At its less effective, Hatoum’s early work might be seen to flatten political distinctions, conflating forms of violence more than analyzing their intersection, so that gender becomes the key to race or vice versa, or so that Brixton and Beirut become interchangeable. Hatoum once reflected that her work “is not localized” but “refers to conflicts all over the world.” She did not want to be pigeonholed into speaking only from or about Lebanon. But in aspiring to something more universal, she always risked speaking instead in generalities. We do not need her art to know that war is bad or that stalking can be terrifying.
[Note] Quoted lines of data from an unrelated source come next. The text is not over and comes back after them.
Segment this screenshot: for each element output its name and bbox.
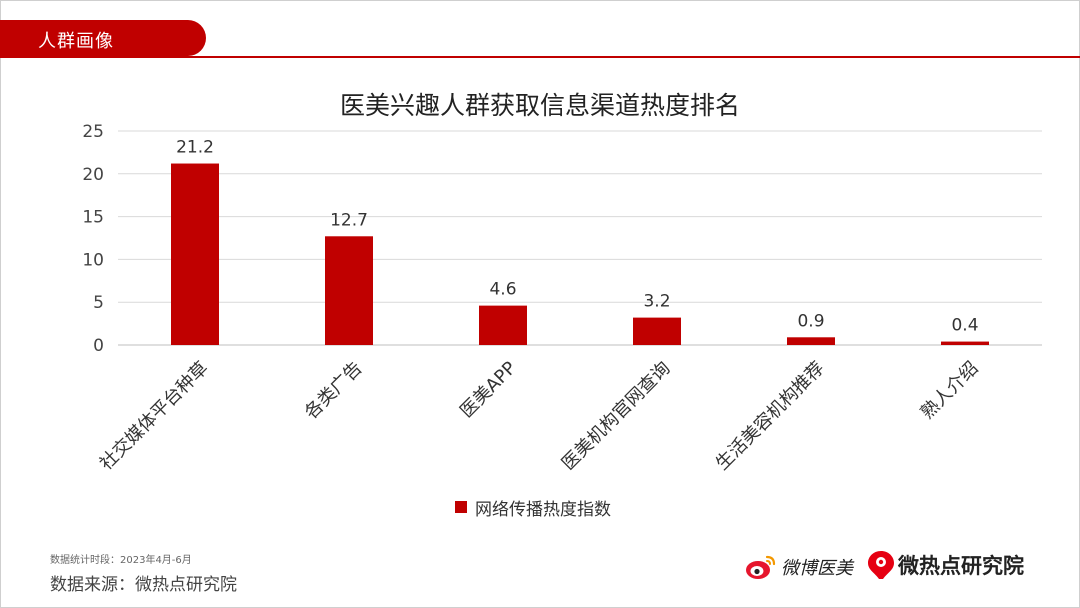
wrd-icon [868, 551, 894, 579]
y-tick-label: 10 [82, 250, 104, 270]
data-label: 12.7 [330, 210, 368, 230]
data-label: 4.6 [489, 280, 516, 300]
data-label: 3.2 [643, 292, 670, 312]
x-tick-label: 各类广告 [301, 358, 367, 424]
y-tick-label: 25 [82, 122, 104, 142]
bar [633, 317, 681, 345]
x-tick-label: 医美APP [456, 358, 520, 422]
weibo-logo: 微博医美 [745, 552, 853, 582]
bar [325, 236, 373, 345]
wrd-logo-text: 微热点研究院 [898, 554, 1024, 578]
x-tick-label: 社交媒体平台种草 [96, 358, 213, 475]
legend-swatch [455, 501, 467, 513]
y-tick-label: 5 [93, 293, 104, 313]
y-tick-label: 20 [82, 165, 104, 185]
wrd-logo: 微热点研究院 [866, 548, 1024, 582]
x-tick-label: 熟人介绍 [917, 358, 983, 424]
x-tick-label: 生活美容机构推荐 [712, 358, 829, 475]
x-tick-label: 医美机构官网查询 [558, 358, 675, 475]
section-tab: 人群画像 [0, 20, 206, 56]
legend-label: 网络传播热度指数 [475, 499, 611, 520]
source-note: 数据来源：微热点研究院 [50, 575, 237, 595]
weibo-icon [746, 555, 776, 579]
bar [171, 163, 219, 345]
data-label: 21.2 [176, 138, 214, 158]
y-tick-label: 15 [82, 208, 104, 228]
bar [941, 341, 989, 345]
header-divider [0, 56, 1080, 58]
section-tab-label: 人群画像 [38, 31, 114, 52]
data-label: 0.9 [797, 311, 824, 331]
chart-title: 医美兴趣人群获取信息渠道热度排名 [339, 91, 740, 120]
period-note: 数据统计时段：2023年4月-6月 [50, 555, 192, 566]
bar [787, 337, 835, 345]
weibo-logo-text: 微博医美 [781, 558, 853, 579]
chart-legend: 网络传播热度指数 [455, 496, 611, 520]
data-label: 0.4 [951, 316, 978, 336]
y-tick-label: 0 [93, 336, 104, 356]
bar [479, 305, 527, 345]
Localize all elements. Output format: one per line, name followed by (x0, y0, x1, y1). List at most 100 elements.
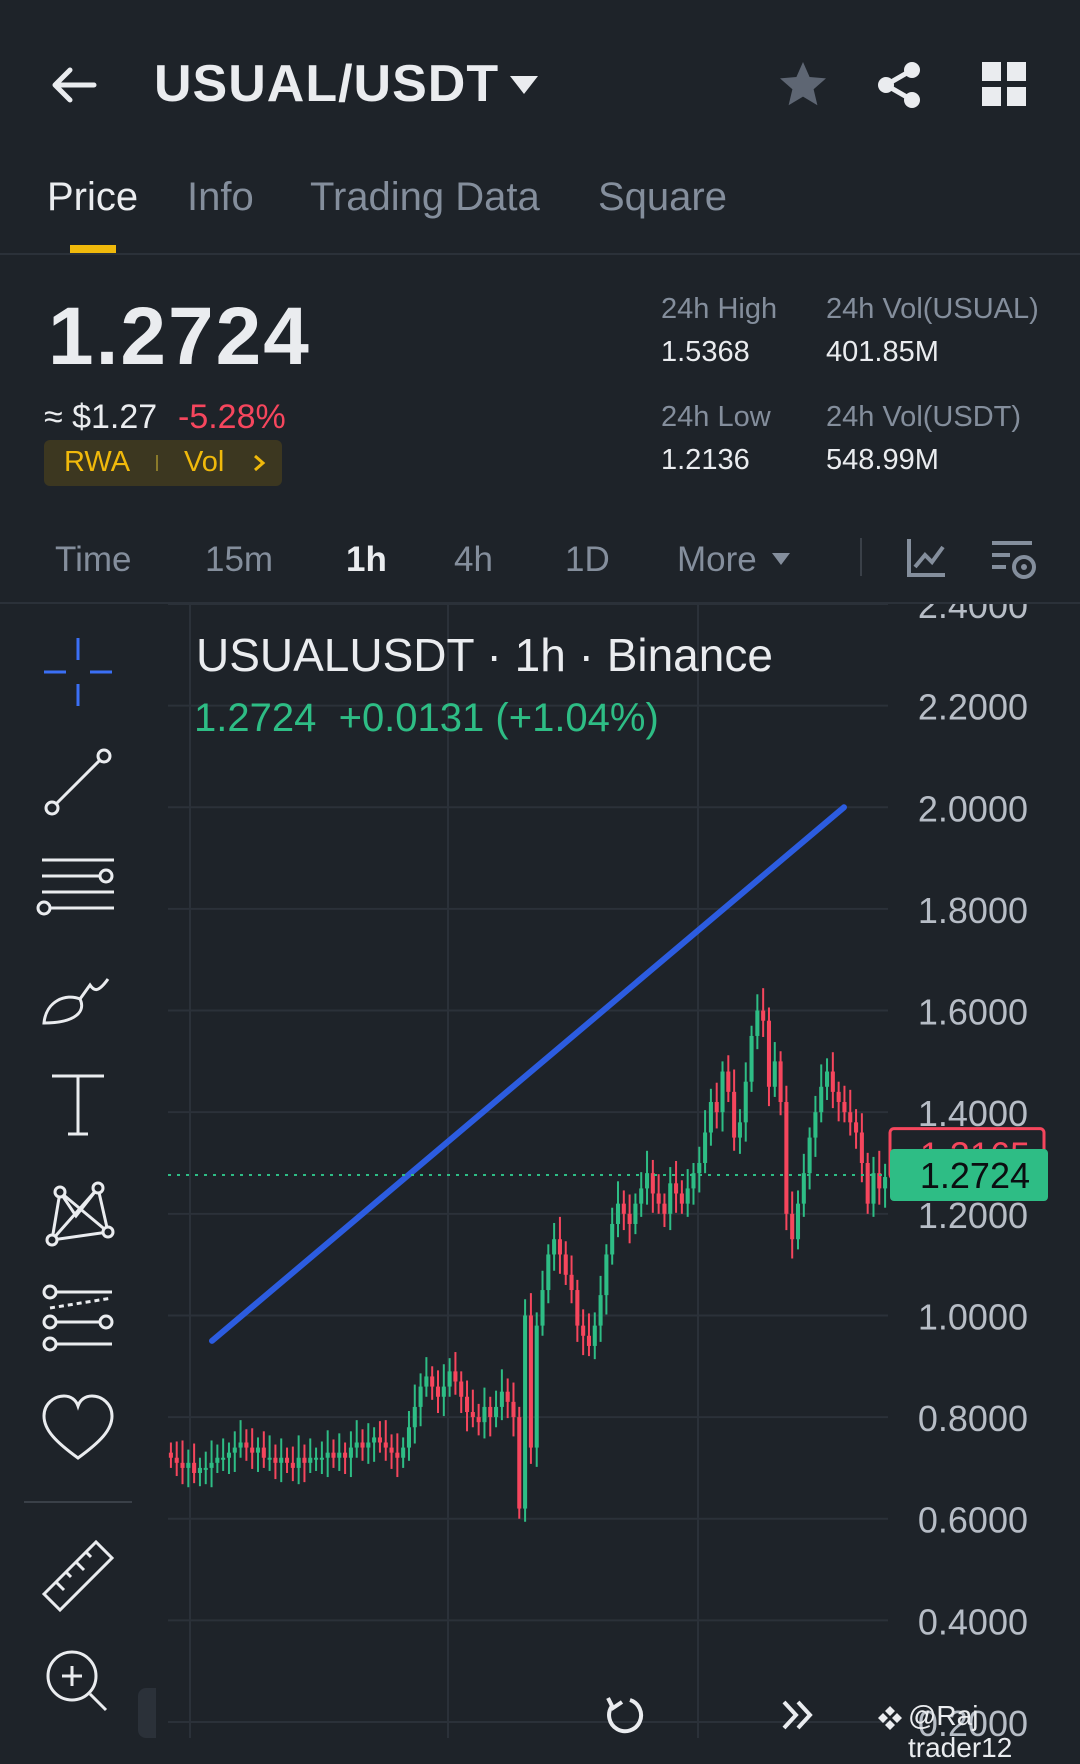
candle-body (377, 1437, 382, 1443)
pair-title[interactable]: USUAL/USDT (154, 55, 500, 113)
candle-body (314, 1457, 319, 1460)
divider (860, 538, 862, 576)
tab-square[interactable]: Square (598, 175, 727, 219)
y-tick-label: 2.4000 (918, 604, 1028, 626)
share-icon[interactable] (872, 58, 926, 112)
candle-body (296, 1457, 301, 1468)
usd-price: ≈ $1.27 (44, 398, 158, 436)
candle-body (557, 1239, 562, 1255)
trend-line-icon[interactable] (36, 740, 120, 824)
tab-trading-data[interactable]: Trading Data (310, 175, 540, 219)
y-tick-label: 0.4000 (918, 1601, 1028, 1642)
low-value: 1.2136 (661, 444, 750, 476)
fib-lines-icon[interactable] (36, 1278, 120, 1362)
candle-body (842, 1102, 847, 1113)
candle-body (865, 1163, 870, 1204)
candle-body (732, 1091, 737, 1138)
brush-icon[interactable] (36, 955, 120, 1039)
collapse-toolbar-tab[interactable] (138, 1688, 156, 1738)
candle-body (610, 1223, 615, 1255)
scroll-to-latest-icon[interactable] (780, 1696, 818, 1734)
chart-price: 1.2724 (194, 696, 317, 740)
candle-body (621, 1203, 626, 1214)
candle-body (383, 1442, 388, 1448)
chevron-right-icon (254, 454, 266, 472)
y-tick-label: 2.2000 (918, 687, 1028, 728)
last-price-box (890, 1149, 1048, 1202)
candle-body (836, 1091, 841, 1103)
chart-settings-icon[interactable] (990, 535, 1038, 583)
ruler-icon[interactable] (36, 1534, 120, 1618)
candle-body (830, 1071, 835, 1092)
tab-price[interactable]: Price (47, 175, 139, 219)
candle-body (685, 1188, 690, 1204)
vol-base-label: 24h Vol(USUAL) (826, 293, 1039, 325)
caret-down-icon[interactable] (770, 550, 792, 568)
candle-body (848, 1112, 853, 1123)
vol-quote-label: 24h Vol(USDT) (826, 401, 1022, 433)
y-tick-label: 1.8000 (918, 890, 1028, 931)
candle-body (877, 1173, 882, 1189)
candle-body (447, 1371, 452, 1387)
interval-1h[interactable]: 1h (346, 540, 387, 579)
tag-group[interactable] (44, 440, 282, 486)
candle-body (726, 1071, 731, 1092)
divider (24, 1501, 132, 1503)
interval-more[interactable]: More (677, 540, 757, 579)
y-tick-label: 0.8000 (918, 1398, 1028, 1439)
candle-body (453, 1371, 458, 1382)
caret-down-icon[interactable] (508, 72, 540, 100)
candle-body (766, 1020, 771, 1087)
high-label: 24h High (661, 293, 778, 325)
price-chart[interactable]: 2.40002.20002.00001.80001.60001.40001.20… (0, 604, 1080, 1738)
candle-body (232, 1447, 237, 1453)
candle-body (627, 1213, 632, 1224)
candle-body (871, 1173, 876, 1204)
candle-body (494, 1406, 499, 1418)
tag-rwa[interactable]: RWA (64, 446, 131, 478)
text-tool-icon[interactable] (36, 1062, 120, 1146)
candle-body (465, 1396, 470, 1413)
candle-body (534, 1325, 539, 1448)
candle-body (348, 1447, 353, 1458)
candle-body (552, 1239, 557, 1255)
back-arrow-icon[interactable] (44, 55, 104, 115)
zoom-in-icon[interactable] (36, 1640, 120, 1724)
interval-time[interactable]: Time (55, 540, 132, 579)
candle-body (859, 1132, 864, 1163)
tab-info[interactable]: Info (187, 175, 254, 219)
candle-body (435, 1386, 441, 1397)
interval-15m[interactable]: 15m (205, 540, 274, 579)
candle-body (819, 1086, 824, 1113)
candle-body (244, 1442, 249, 1448)
candle-body (778, 1061, 783, 1103)
candle-body (662, 1203, 667, 1214)
candle-body (528, 1315, 533, 1448)
horizontal-lines-icon[interactable] (36, 846, 120, 930)
candle-body (273, 1457, 278, 1463)
candle-body (215, 1457, 220, 1463)
candle-body (174, 1457, 179, 1463)
candle-body (639, 1188, 644, 1204)
candle-body (197, 1467, 202, 1473)
candle-body (482, 1406, 487, 1423)
candle-body (755, 1010, 760, 1036)
crosshair-icon[interactable] (36, 630, 120, 714)
candle-body (186, 1462, 191, 1468)
y-tick-label: 0.2000 (918, 1703, 1028, 1738)
reset-chart-icon[interactable] (600, 1692, 646, 1738)
candle-body (302, 1457, 307, 1463)
interval-1d[interactable]: 1D (565, 540, 610, 579)
candle-body (203, 1467, 208, 1470)
candle-body (656, 1193, 661, 1204)
candle-body (801, 1173, 806, 1204)
indicator-chart-icon[interactable] (905, 535, 949, 579)
tag-vol[interactable]: Vol (184, 446, 225, 478)
pattern-icon[interactable] (36, 1170, 120, 1254)
grid-icon[interactable] (980, 60, 1028, 108)
candle-body (737, 1122, 742, 1138)
star-icon[interactable] (776, 58, 830, 112)
interval-4h[interactable]: 4h (454, 540, 493, 579)
favorites-heart-icon[interactable] (36, 1386, 120, 1470)
candle-body (401, 1447, 406, 1458)
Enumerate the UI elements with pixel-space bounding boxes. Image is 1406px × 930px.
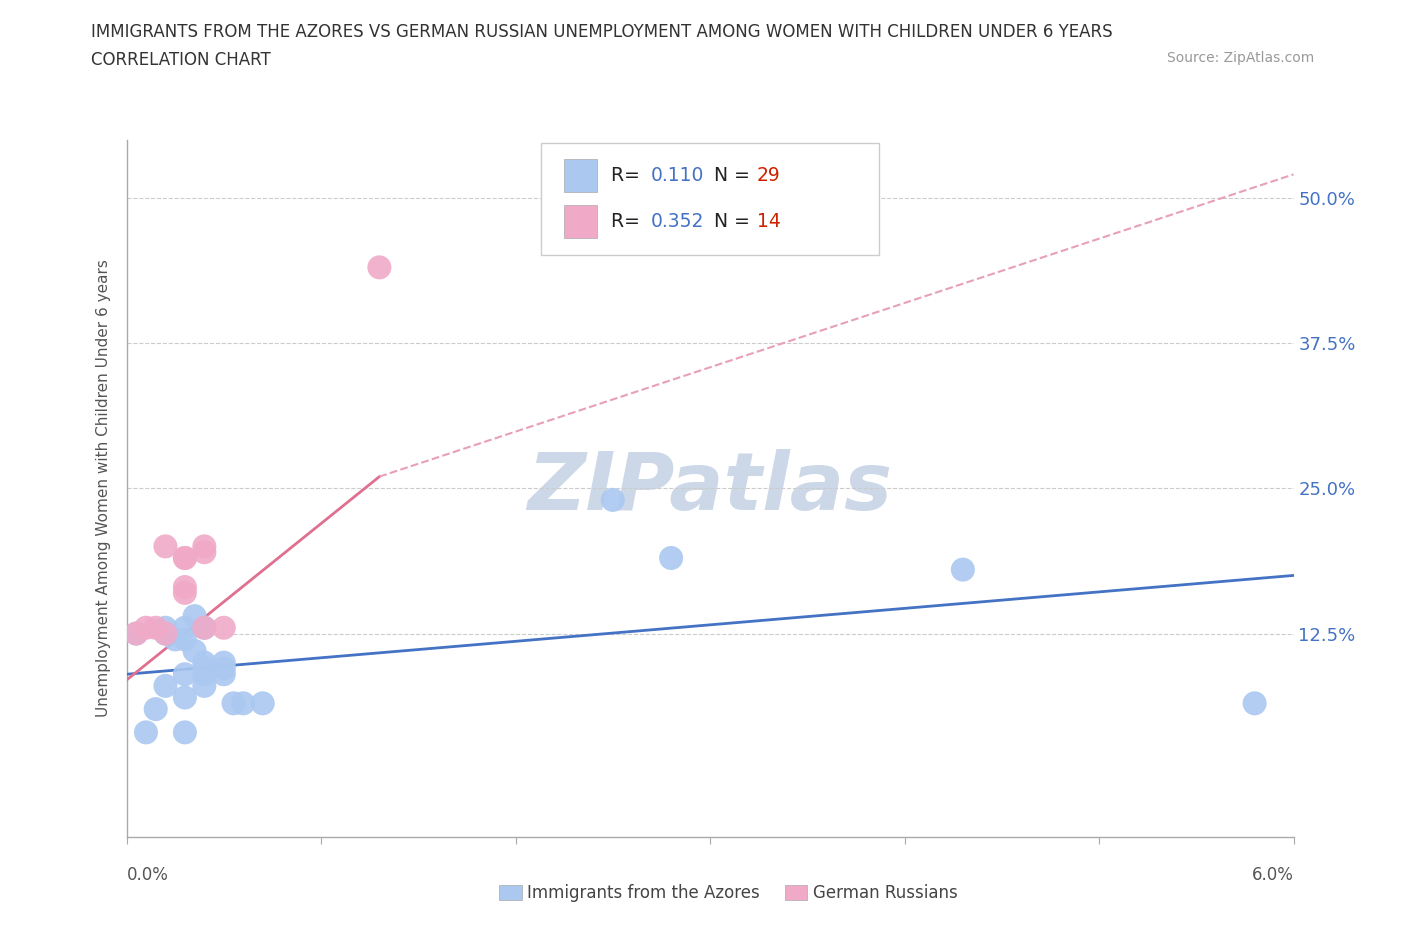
Text: IMMIGRANTS FROM THE AZORES VS GERMAN RUSSIAN UNEMPLOYMENT AMONG WOMEN WITH CHILD: IMMIGRANTS FROM THE AZORES VS GERMAN RUS… [91,23,1114,41]
Point [252,696,274,711]
Point [145,702,167,717]
Point [155,539,177,554]
Point [155,679,177,694]
Text: 0.110: 0.110 [651,166,704,185]
Text: CORRELATION CHART: CORRELATION CHART [91,51,271,69]
Point [659,551,682,565]
Point [368,260,391,275]
Point [155,620,177,635]
Point [155,626,177,641]
Point [125,626,148,641]
FancyBboxPatch shape [541,143,879,255]
Point [155,626,177,641]
Point [174,551,197,565]
Point [602,493,624,508]
Text: Source: ZipAtlas.com: Source: ZipAtlas.com [1167,51,1315,65]
Text: R=: R= [610,166,645,185]
Point [193,545,215,560]
Y-axis label: Unemployment Among Women with Children Under 6 years: Unemployment Among Women with Children U… [96,259,111,717]
Point [193,661,215,676]
Point [193,656,215,671]
Point [145,620,167,635]
Point [193,539,215,554]
Point [193,620,215,635]
Text: N =: N = [713,166,755,185]
Point [174,579,197,594]
Text: 29: 29 [756,166,780,185]
Point [174,725,197,740]
Point [212,656,235,671]
Point [165,632,187,647]
Text: German Russians: German Russians [813,884,957,902]
Text: 14: 14 [756,212,780,232]
Point [174,667,197,682]
Point [135,620,157,635]
Text: Immigrants from the Azores: Immigrants from the Azores [527,884,761,902]
Text: R=: R= [610,212,645,232]
Point [174,551,197,565]
Point [174,620,197,635]
Point [193,620,215,635]
Point [183,644,205,658]
Text: ZIPatlas: ZIPatlas [527,449,893,527]
Text: 0.352: 0.352 [651,212,704,232]
Point [135,725,157,740]
Point [174,586,197,601]
Text: N =: N = [713,212,755,232]
FancyBboxPatch shape [564,206,596,238]
Text: 0.0%: 0.0% [127,866,169,884]
Point [232,696,254,711]
Point [212,661,235,676]
FancyBboxPatch shape [564,159,596,193]
Point [174,690,197,705]
Point [952,562,974,577]
Point [193,679,215,694]
Point [174,632,197,647]
Point [125,626,148,641]
Point [212,620,235,635]
Point [222,696,245,711]
Point [212,667,235,682]
Text: 6.0%: 6.0% [1251,866,1294,884]
Point [1243,696,1265,711]
Point [183,609,205,624]
Point [193,667,215,682]
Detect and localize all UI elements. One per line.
But we do need her art to know what political and economic conditions conspire to produce war in a particular context, and why in that context war might be channeled through the terror of gender.

Mona Hatoum, Variation on Discord and Divisions, 1984. Photo Stefan Rohner (Pompidou retouch).

But just as there is a danger of becoming too general, there can also be a danger of becoming too personal, when the body begins to refer only to itself instead of allegorically for a larger system of violence. The profound ability of works like The Negotiation Table and Variation on Discord and Divisions to find this balance in structural commentary is clear compared to Hatoum’s best-known video, the sixteen-minute Measures of Distance (1988). Installed at the MCA Chicago alongside her other earlier works, it seemed an anomaly. Its intimate images of Hatoum’s mother showering in Beirut are overlaid with Arabic text lifted from letters sent and received by Hatoum in London, text that the artist reads aloud in English. This expression of exile is Hatoum’s most personal video. It is also her most conventional, perhaps because it was planned as a video rather than a documentation of a performance that, by definition, is open to the contingency of audience interaction. By aligning image and sound—and therefore the dissonance between the written Arabic and the spoken English—it provides an overly neat encapsulation of living between two worlds.

Mona Hatoum, Measures of Distance, 1988. Courtesy the artist.

This would also be Hatoum’s last work in the medium. Video and performance can too easily be overpowered by the enigmatic personality of the performer, digressing from structural critique to “mesearch”—a mode of confession more than analysis. Perhaps this is why Hatoum turned after 1988 to works we could more broadly categorize as sculpture, which affords more anonymous, structural analyses of violence. Consider, for instance, her well-known Grater Divide from 2002, a magnified steel version of the kitchen appliance whose trifold installation dividing a gallery space at once references Israel’s West Bank barrier, whose construction intensified that same year, and a shoji screen behind which a woman might undress, only to have her naked flesh abraded. We are simultaneously at a state border and in an intimate bedroom, causing a set of associations between state violence and intimate-partner violence to unravel. At borders, too, migrants may be asked to strip for a search—an intimate violation. And in the bedroom, the state is always present by determining who is allowed to be intimate (is sodomy legal?) and what kinds of violence are criminal (is marital rape illegal?)

While four of the six videos on display at the MCA Chicago were in a well-lit, open space just off the stairwell—providing more room for visitors to meander and loiter together—Measures of Distance and Changing Parts (1984), another work that features the Hatoum family bathroom in Beirut, were installed in their own dark screening rooms, amplifying the sense of privacy that is implicit in their content. This was fitting, for what makes works like The Negotiating Table or Variation on Discord and Divisions so effective is their relative avoidance of private experience, their invitation to public discourse rather than hushed confidences. What remains freshest about Hatoum’s early works is not what they tell us about her, but what they say about the structure of sectarian violence that interpenetrates empire and sexual politics, policing and fucking.